Many folks have been using hotmail.com, msn.com,  and live.com accounts for a while now.  Microsoft has been directing all these users to outlook.com and they log on there. There are several problems with this service.

When you set up these accounts, it’s with the understanding the account is free and you will have very limited access to tech support.  Every so often I am called by a client who has tried to log onto a Microsoft mail account only to get the message that there might be someone else using the account and you need to confirm that you are the owner.  If you have not provided for this eventuality, you are going to be in trouble.

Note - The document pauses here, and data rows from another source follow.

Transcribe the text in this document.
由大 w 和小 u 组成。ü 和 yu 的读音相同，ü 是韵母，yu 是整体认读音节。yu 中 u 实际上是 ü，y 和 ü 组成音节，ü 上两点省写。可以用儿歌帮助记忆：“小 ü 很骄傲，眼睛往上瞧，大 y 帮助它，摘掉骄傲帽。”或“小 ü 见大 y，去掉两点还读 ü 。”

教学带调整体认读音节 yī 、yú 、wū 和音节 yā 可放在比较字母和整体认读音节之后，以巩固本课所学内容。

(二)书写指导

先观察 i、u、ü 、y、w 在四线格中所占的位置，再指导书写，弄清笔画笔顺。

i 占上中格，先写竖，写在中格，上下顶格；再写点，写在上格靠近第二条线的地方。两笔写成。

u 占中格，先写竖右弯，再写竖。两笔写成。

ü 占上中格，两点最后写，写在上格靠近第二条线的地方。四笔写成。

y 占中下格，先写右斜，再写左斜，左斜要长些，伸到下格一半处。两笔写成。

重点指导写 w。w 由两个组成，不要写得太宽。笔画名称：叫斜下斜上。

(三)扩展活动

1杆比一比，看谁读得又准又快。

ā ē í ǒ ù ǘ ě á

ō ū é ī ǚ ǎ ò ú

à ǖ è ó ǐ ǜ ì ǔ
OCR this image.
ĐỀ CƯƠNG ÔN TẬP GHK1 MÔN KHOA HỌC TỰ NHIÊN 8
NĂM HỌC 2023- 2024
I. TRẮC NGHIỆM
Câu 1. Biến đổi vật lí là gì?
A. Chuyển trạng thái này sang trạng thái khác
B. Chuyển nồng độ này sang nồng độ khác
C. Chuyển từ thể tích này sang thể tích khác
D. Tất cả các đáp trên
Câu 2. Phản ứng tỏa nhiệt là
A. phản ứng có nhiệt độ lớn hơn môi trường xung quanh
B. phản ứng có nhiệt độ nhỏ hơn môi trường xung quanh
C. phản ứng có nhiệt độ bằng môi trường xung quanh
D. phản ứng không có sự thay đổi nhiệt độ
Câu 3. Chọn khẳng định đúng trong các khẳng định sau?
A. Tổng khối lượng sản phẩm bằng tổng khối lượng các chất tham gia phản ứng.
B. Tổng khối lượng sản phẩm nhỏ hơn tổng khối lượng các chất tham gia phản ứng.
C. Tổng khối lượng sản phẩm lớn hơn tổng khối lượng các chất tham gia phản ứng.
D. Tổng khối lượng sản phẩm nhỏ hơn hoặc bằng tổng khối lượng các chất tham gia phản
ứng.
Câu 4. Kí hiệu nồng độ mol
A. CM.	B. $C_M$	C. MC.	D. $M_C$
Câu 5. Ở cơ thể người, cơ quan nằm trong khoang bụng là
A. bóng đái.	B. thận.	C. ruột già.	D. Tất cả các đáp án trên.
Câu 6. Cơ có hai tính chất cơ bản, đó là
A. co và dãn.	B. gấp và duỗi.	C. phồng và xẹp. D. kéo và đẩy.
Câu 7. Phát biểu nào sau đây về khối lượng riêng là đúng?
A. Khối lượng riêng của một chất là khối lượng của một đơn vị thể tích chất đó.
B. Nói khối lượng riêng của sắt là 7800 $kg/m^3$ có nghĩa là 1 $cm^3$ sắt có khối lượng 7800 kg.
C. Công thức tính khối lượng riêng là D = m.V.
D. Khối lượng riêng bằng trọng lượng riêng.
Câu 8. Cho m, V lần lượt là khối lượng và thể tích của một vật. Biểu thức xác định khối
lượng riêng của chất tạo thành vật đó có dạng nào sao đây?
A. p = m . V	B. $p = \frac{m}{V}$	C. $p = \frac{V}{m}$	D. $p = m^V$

Everyone who sets up one of these accounts needs to have an alternate email address.  There is a place to list that alternate address when you set up your Microsoft account.  If there is any requirement to confirm that you are the account holder, the confirmation link or code will be sent to your alternate email.  If you don’t have an alternate email, you will have to answer a lot of security questions and most people have a problem doing this.

So–what do you use for your alternate email?  If you are a Centurylink customer, you have a Centurylink email account.  Same goes for Comast.  You may just have to go to their site and set it up.  You also have the option of setting up a Gmail account to use for that purpose.

Who is Watching

Many people nowadays have laptop computers that have a nifty little webcam.   It’s that little camera just above the screen.  Look up there–see it?  Do you know it can see you?  It can.

In case you think that the camera is off until you turn it on, think again.  There are bad guys out there that can get into your system and turn the camera on.  This raises an interesting question.  Where do you keep the computer?  College kids keep it in their dorm room and the cover is most likely open.  Adults may keep it in the bedroom or possibly an office.  If someone turns on the camera, what will they see?  Only you can answer that question!

This is not science fiction.  It has happened many times.  I had a client who got the “FBI Virus” and the screen he saw included his picture.  Needless to say, he was upset.  He actually didn’t even know he had a camera.

There is supposed to be an icon or maybe a light that appears when the camera is active.  Trust me–the bad guys can turn that icon or light off so you are not aware they are watching you.

The easiest thing to do to thwart this?  Use a low-tech solution.  Put a piece of tape over the camera unless you need it!  Yes, there are ways of disabling it, but why not keep it simple?